There are girls’ boarding schools in Havelock and Tor was an old girl of perhaps the most rarefied of these establishments. She and Jimmy both agreed that
Little Housebound
was the very stuff upon which Havelock North culture blossomed. We found that with this play and the sketches and Tor’s repertoire of recitations which she performed with all the expertise of her RADA equipment, we had a full evening’s programme within our grasp. We rehearsed like mad and I blench when I ponder on the outcome. It seems to me that now, as before, my mother must have exercised superb self-control during this period but still she did not discourage us: I was writing.

At last we all went north and I stayed with Tor and her parents, who were charming. It was arranged that we should do our show in Hastings, the nearest city; at two girls’ schools and, of course, at Havelock North. I don’t remember what the financial arrangements were but Jimmy managed them and we actually made some money. He then interviewed the cinema management and we were given a tour, taking half the programme and a share of the house.
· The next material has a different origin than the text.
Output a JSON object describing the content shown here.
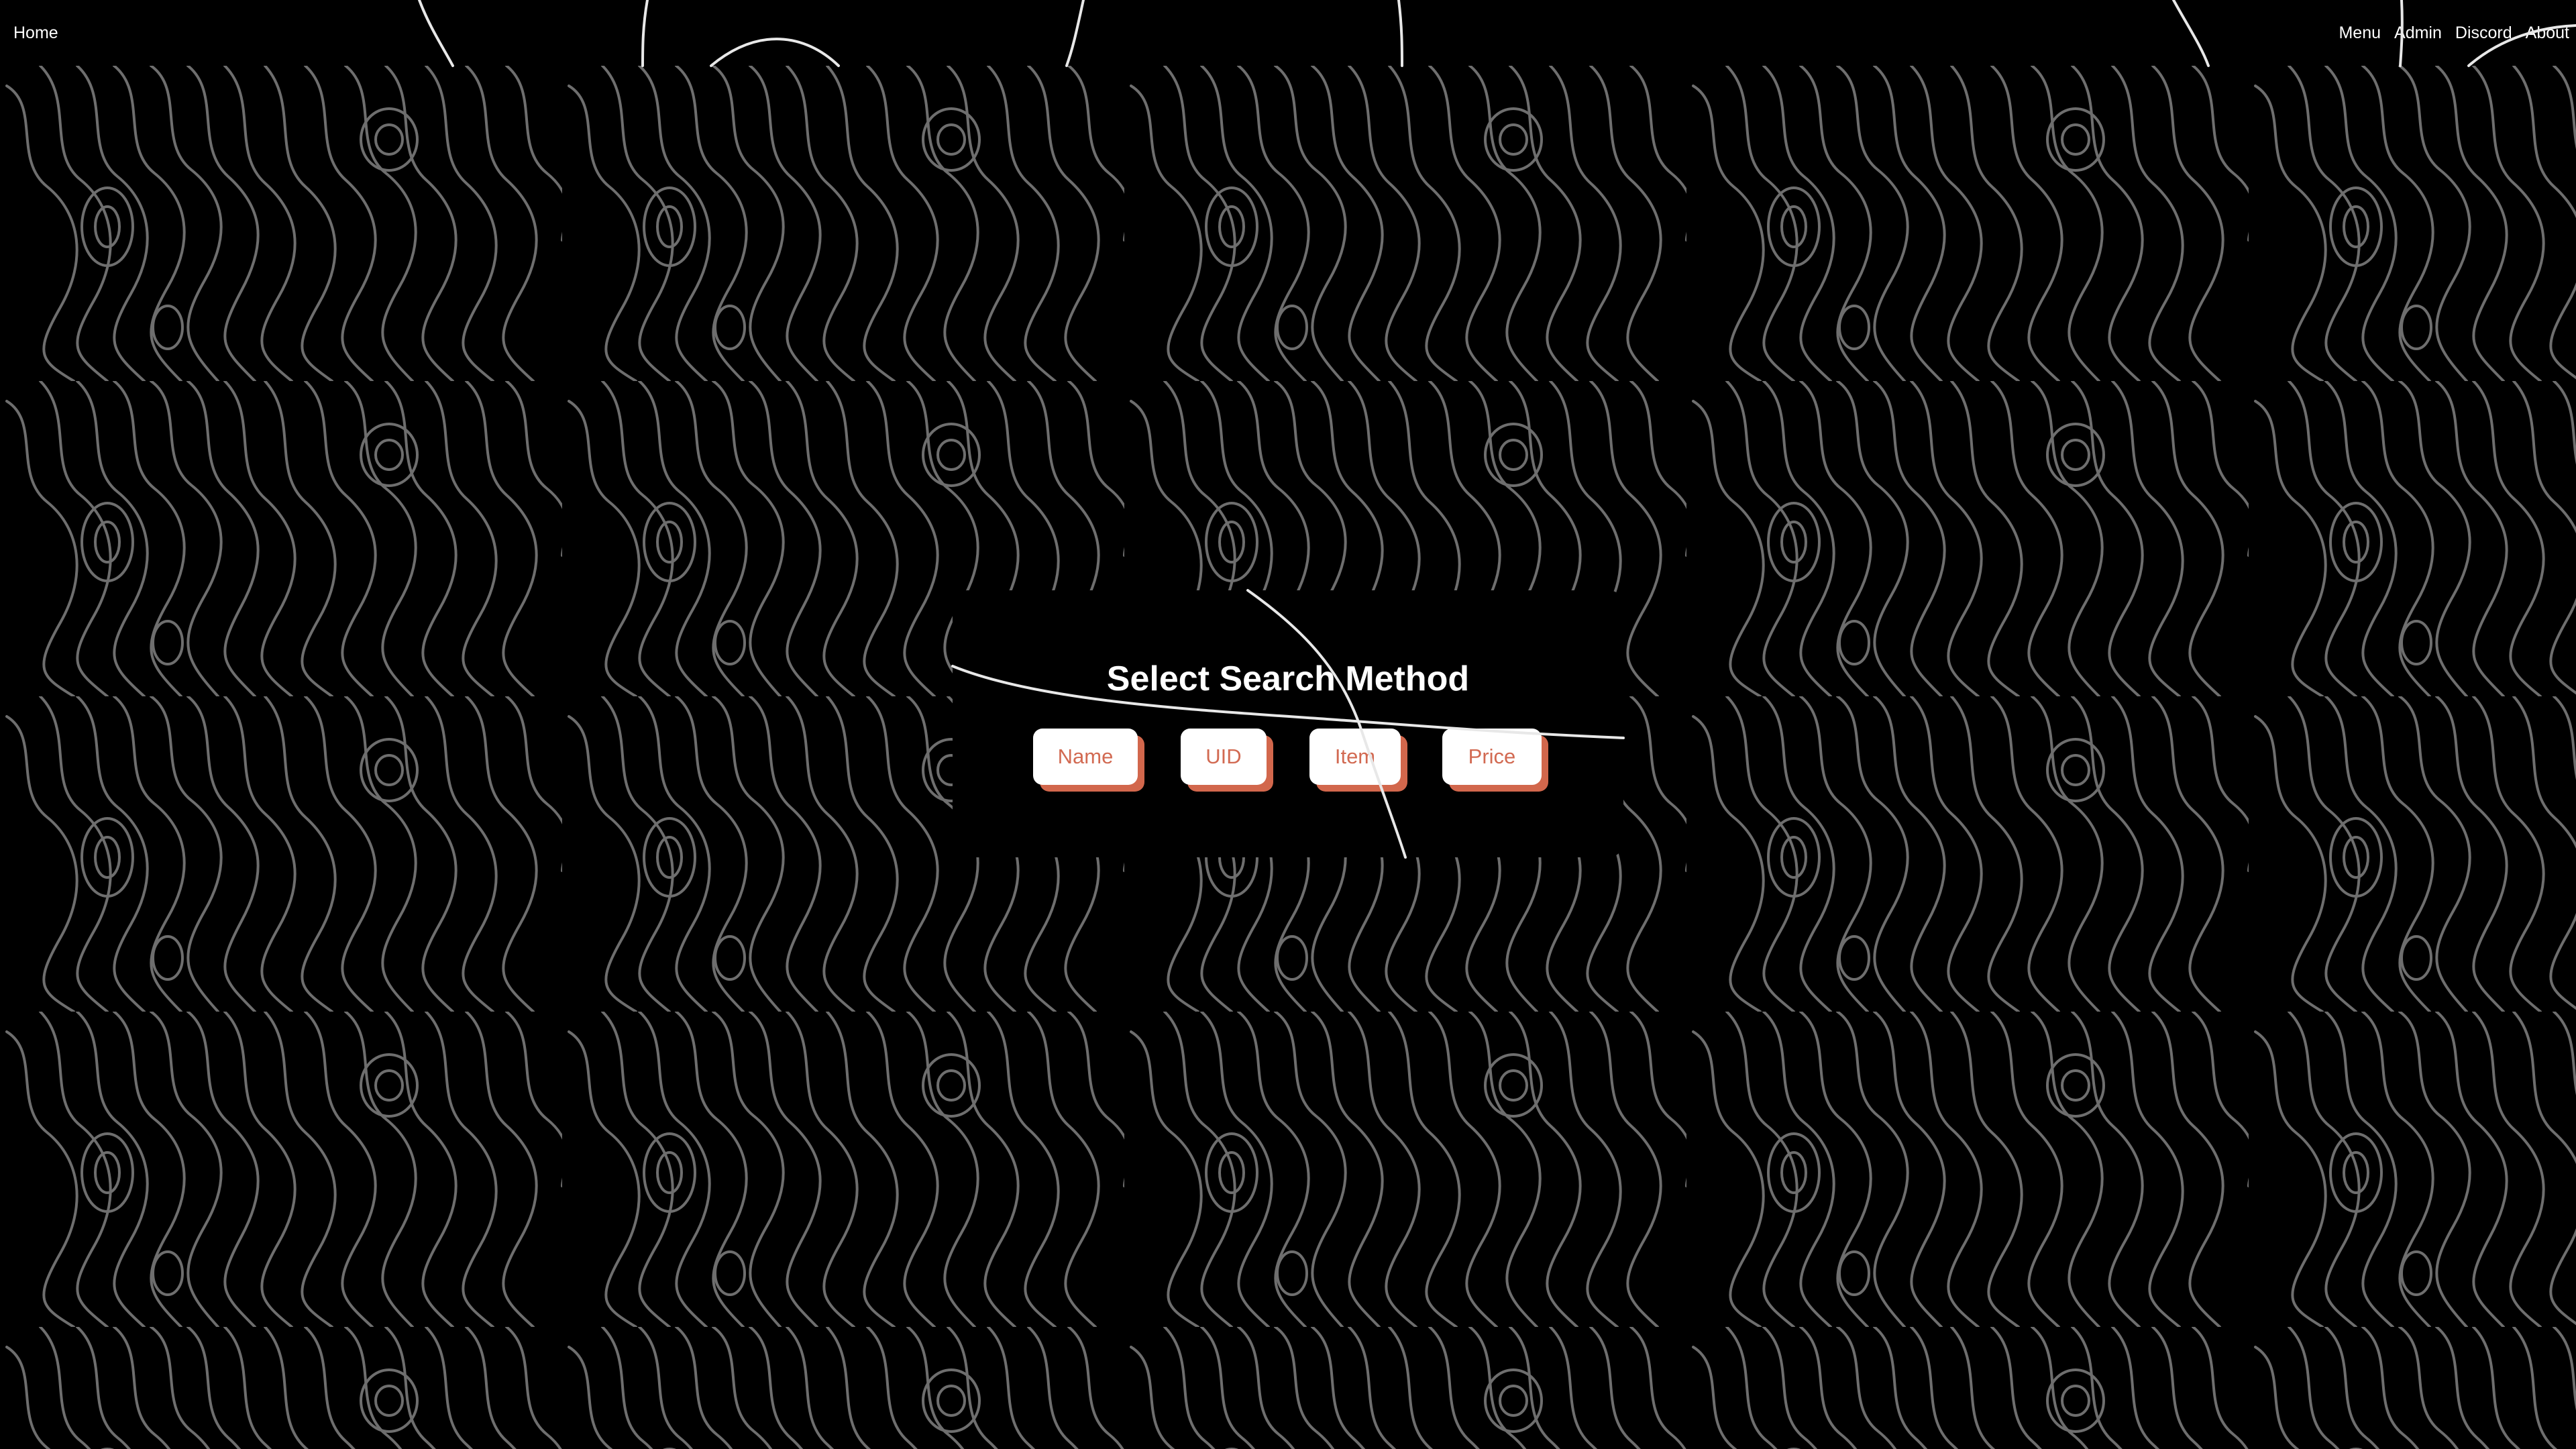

Jimmy discovered that touring companies of five or more were allowed first-class railway accommodation at second-class fares. We therefore suggested to our respective mothers that they should accompany us, which, rather to our astonishment, they agreed to do. My mother arrived looking amused and away we went. Mrs King was the daughter of a general and gifted with the psychic powers that frequently manifest themselves, I have noticed, among ladies with martial backgrounds. She passed her hands downwards on either side of my mother without touching her and my mother agreed that from one hand there was wafted a cooling draught of air and from the other a hot gust. Upon this atmospheric basis they raised a friendship and my mother confided her own extramundane experiences, which, since I can vouch for them, may now be introduced.

My mother possessed a faculty which, if she had been a Highlander, would have been called the second sight. Can it, I ask myself, have stemmed from the great-uncle with Scottish estates who so disastrously expired in his family chaise? She was not at all proud of this attribute and generally preferred to ignore it but occasionally it manifested itself with such inconsequent emphasis that we were obliged to take notice of it. I shall give three instances of her powers, if powers they were.

It may be remembered that in my earliest childhood we were visited by my father’s ‘wild’ brother, tubercular Uncle Reggie. He returned to England in due course. Some considerable time afterwards my mother, in the small hours of the night, roused up my father with the strange remark that: ‘Reggie is about and I think he wants us.’ My father assured her that she had been dreaming and himself returned to unconsciousness. My mother, however, reenacting in some measure her role as Lady Macbeth, rose from her bed, lit her candle, took a pencil, consulted her clock and tore the current leaflet from the day-to-day calendar that stood on her dressing table. Having written the exact time upon this leaflet, she folded it, tucked it behind the bulk of the calendar, returned to bed and to sleep and, in due course, forgot the incident. She remembered it some weeks later when my grandmother wrote from England that at that very hour, sitting in a garden chair in the heat of the day, Uncle Reggie had incontinently expired.